Мы видели, что, по крайней мере в том, что касается экономического анализа, между «меркантилистами» и «либералами» не обязательно должен существовать большой разрыв. Отнесясь без предубеждения к их политическим идеалам или интересам, экономисты «либеральных» убеждений могли бы стать последователями экономистов-«меркантилистов» при выполнении аналитической задачи; это во многом аналогично ситуации, когда одна смена рабочих продолжает работу, начатую другой сменой. Именно это до некоторой степени и произошло. Однако в тех областях, где этого не случилось, не только продолжали существовать старые ошибки, но и имели место ненужные потери, сравнимые с потерями, возможными в том случае, если бы рабочие следующей смены уничтожали продукцию предыдущей всякий раз, когда их не устраивало поведение предшественников. Если бы Смит и его последователи не отбросили в сторону «меркантилистские» тезисы, а обработали и развили их, то уже в 1848 г. можно было бы разработать более верную и более полную теорию международных экономических связей, т. е. такую теорию, которую не смогла бы скомпрометировать одна группа авторов и пренебрежительно отвергнуть другая.



Примечания

1-1. [Данная глава была закончена и отпечатана на машинке давно (в июне 1943 г.), но, несмотря на это, у нее не было окончательного варианта заглавия и отсутствовали заголовки разделов. В беседах о том, как продвигалась работа над «Историей» в 1946 или 1947 г., И. А. Шумпетер сказал мне, что данная глава может быть опубликована в том виде, как она есть, но над другими главами части II нужно еще много работать.]

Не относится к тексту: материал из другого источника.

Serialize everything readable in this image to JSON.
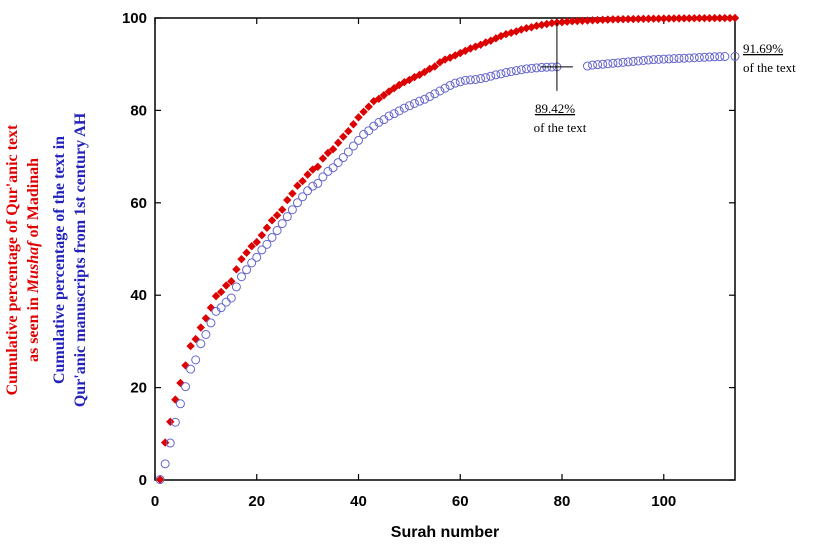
{
  "chart_data": {
    "type": "scatter",
    "xlabel": "Surah number",
    "ylabel_series": [
      {
        "lines": [
          "Cumulative percentage of Qur'anic text",
          "as seen in <i>Mushaf</i> of Madinah"
        ],
        "color": "#e00000"
      },
      {
        "lines": [
          "Cumulative percentage of the text in",
          "Qur'anic manuscripts from 1st century AH"
        ],
        "color": "#2222bb"
      }
    ],
    "xlim": [
      0,
      114
    ],
    "ylim": [
      0,
      100
    ],
    "xticks": [
      0,
      20,
      40,
      60,
      80,
      100
    ],
    "yticks": [
      0,
      20,
      40,
      60,
      80,
      100
    ],
    "annotations": [
      {
        "text": "89.42%",
        "underline": true,
        "x": 79,
        "y": 89.42
      },
      {
        "text": "of the text",
        "x": 79,
        "y": 89.42
      },
      {
        "text": "91.69%",
        "underline": true,
        "x": 114,
        "y": 91.69
      },
      {
        "text": "of the text",
        "x": 114,
        "y": 91.69
      }
    ],
    "series": [
      {
        "marker": "diamond-filled",
        "color": "#dd0000",
        "x": [
          1,
          2,
          3,
          4,
          5,
          6,
          7,
          8,
          9,
          10,
          11,
          12,
          13,
          14,
          15,
          16,
          17,
          18,
          19,
          20,
          21,
          22,
          23,
          24,
          25,
          26,
          27,
          28,
          29,
          30,
          31,
          32,
          33,
          34,
          35,
          36,
          37,
          38,
          39,
          40,
          41,
          42,
          43,
          44,
          45,
          46,
          47,
          48,
          49,
          50,
          51,
          52,
          53,
          54,
          55,
          56,
          57,
          58,
          59,
          60,
          61,
          62,
          63,
          64,
          65,
          66,
          67,
          68,
          69,
          70,
          71,
          72,
          73,
          74,
          75,
          76,
          77,
          78,
          79,
          80,
          81,
          82,
          83,
          84,
          85,
          86,
          87,
          88,
          89,
          90,
          91,
          92,
          93,
          94,
          95,
          96,
          97,
          98,
          99,
          100,
          101,
          102,
          103,
          104,
          105,
          106,
          107,
          108,
          109,
          110,
          111,
          112,
          113,
          114
        ],
        "values": [
          0.1,
          8.1,
          12.6,
          17.4,
          21.0,
          24.8,
          29.0,
          30.5,
          33.0,
          35.0,
          37.3,
          39.8,
          40.7,
          42.1,
          43.0,
          45.6,
          47.8,
          49.2,
          50.6,
          51.5,
          53.0,
          54.6,
          56.2,
          57.3,
          58.5,
          60.6,
          62.0,
          63.7,
          64.7,
          66.1,
          67.2,
          67.8,
          69.6,
          70.8,
          71.6,
          73.0,
          74.3,
          75.5,
          77.0,
          78.5,
          79.7,
          80.8,
          82.0,
          82.5,
          83.3,
          84.1,
          84.8,
          85.5,
          86.1,
          86.6,
          87.2,
          87.7,
          88.3,
          89.0,
          89.5,
          90.4,
          91.0,
          91.4,
          91.9,
          92.4,
          92.9,
          93.4,
          93.8,
          94.2,
          94.7,
          95.1,
          95.6,
          96.1,
          96.5,
          96.8,
          97.1,
          97.5,
          97.8,
          98.0,
          98.3,
          98.5,
          98.7,
          98.9,
          99.0,
          99.1,
          99.2,
          99.3,
          99.35,
          99.4,
          99.45,
          99.5,
          99.55,
          99.6,
          99.65,
          99.7,
          99.72,
          99.74,
          99.76,
          99.78,
          99.8,
          99.82,
          99.84,
          99.85,
          99.86,
          99.88,
          99.9,
          99.91,
          99.92,
          99.93,
          99.94,
          99.95,
          99.96,
          99.97,
          99.97,
          99.98,
          99.98,
          99.99,
          99.99,
          100
        ]
      },
      {
        "marker": "circle-open",
        "color": "#6666cc",
        "x": [
          1,
          2,
          3,
          4,
          5,
          6,
          7,
          8,
          9,
          10,
          11,
          12,
          13,
          14,
          15,
          16,
          17,
          18,
          19,
          20,
          21,
          22,
          23,
          24,
          25,
          26,
          27,
          28,
          29,
          30,
          31,
          32,
          33,
          34,
          35,
          36,
          37,
          38,
          39,
          40,
          41,
          42,
          43,
          44,
          45,
          46,
          47,
          48,
          49,
          50,
          51,
          52,
          53,
          54,
          55,
          56,
          57,
          58,
          59,
          60,
          61,
          62,
          63,
          64,
          65,
          66,
          67,
          68,
          69,
          70,
          71,
          72,
          73,
          74,
          75,
          76,
          77,
          78,
          79,
          85,
          86,
          87,
          88,
          89,
          90,
          91,
          92,
          93,
          94,
          95,
          96,
          97,
          98,
          99,
          100,
          101,
          102,
          103,
          104,
          105,
          106,
          107,
          108,
          109,
          110,
          111,
          112,
          114
        ],
        "values": [
          0.1,
          3.5,
          8.0,
          12.5,
          16.5,
          20.2,
          24.0,
          26.0,
          29.5,
          31.5,
          34.0,
          36.5,
          37.3,
          38.5,
          39.4,
          41.8,
          44.0,
          45.5,
          47.0,
          48.2,
          49.8,
          51.0,
          52.5,
          54.0,
          55.5,
          57.0,
          58.5,
          60.0,
          61.3,
          62.6,
          63.6,
          64.2,
          65.6,
          66.8,
          67.6,
          68.7,
          69.8,
          71.0,
          72.3,
          73.5,
          74.8,
          75.6,
          76.6,
          77.4,
          78.0,
          78.8,
          79.3,
          79.9,
          80.5,
          81.0,
          81.5,
          82.0,
          82.4,
          83.0,
          83.6,
          84.2,
          84.8,
          85.4,
          85.9,
          86.2,
          86.5,
          86.6,
          86.7,
          86.9,
          87.1,
          87.4,
          87.7,
          87.9,
          88.2,
          88.4,
          88.6,
          88.8,
          89.0,
          89.1,
          89.2,
          89.3,
          89.35,
          89.4,
          89.42,
          89.6,
          89.8,
          89.9,
          90.0,
          90.1,
          90.2,
          90.3,
          90.4,
          90.5,
          90.6,
          90.7,
          90.8,
          90.9,
          91.0,
          91.05,
          91.1,
          91.15,
          91.2,
          91.25,
          91.3,
          91.35,
          91.4,
          91.45,
          91.5,
          91.55,
          91.6,
          91.63,
          91.66,
          91.69
        ]
      }
    ]
  }
}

1-2. Это фактически первая проблема, связанная с данной полемикой.

1-3. Давайте отметим мимоходом, что то же самое и по тем же самым причинам происходит сейчас по отношению к экономистам либеральной эпохи.

1-4. Viner Jacob. English Theories of Foreign Trade Before Adam Smith. Работа была пересмотрена и опубликована вторично как главы 1 и 2 его «Исследований» (Studies in the Theory of International Trade. 1937). Я многим обязан этому великолепному произведению. Однако, просматривая его, я иногда задавался вопросом: готов ли профессор Вайнер вынести те же безапелляционные суждения о некоторых мерах и аргументах нашего времени, аналогичных мерам и аргументам меркантилистской эпохи? Следует упомянуть также книгу Джеймса У. Энджелла (Angell James W. The Theory of International Prices. 1926. Ch. 2, 8). См. также обзор этой книги, сделанный Вайнером, в The Journal of Political Economy. 1926. Oct.

1-5. В дебрях «меркантилистских» мер легко найти множество таких, которые не служили целям, поставленным их инициаторами, или помимо желаемых давали и другие результаты. Возможность предвидеть такие результаты могла бы побудить воздержаться от данных мер. Адам Смит с присущим ему здравым смыслом находил особое удовольствие в подборе подобных примеров (книга IV, глава 8), которые легко преумножить. Можно отсеять «ошибки» и перевести дискуссию на уровень принципов, хотя не стоит забывать, что любая система управления способна дать обильный урожай таких «ошибок». Именно так защищался бы Адам Смит, если бы кто-нибудь обвинил его в несправедливом рассмотрении «ошибок» при обсуждении «принципов».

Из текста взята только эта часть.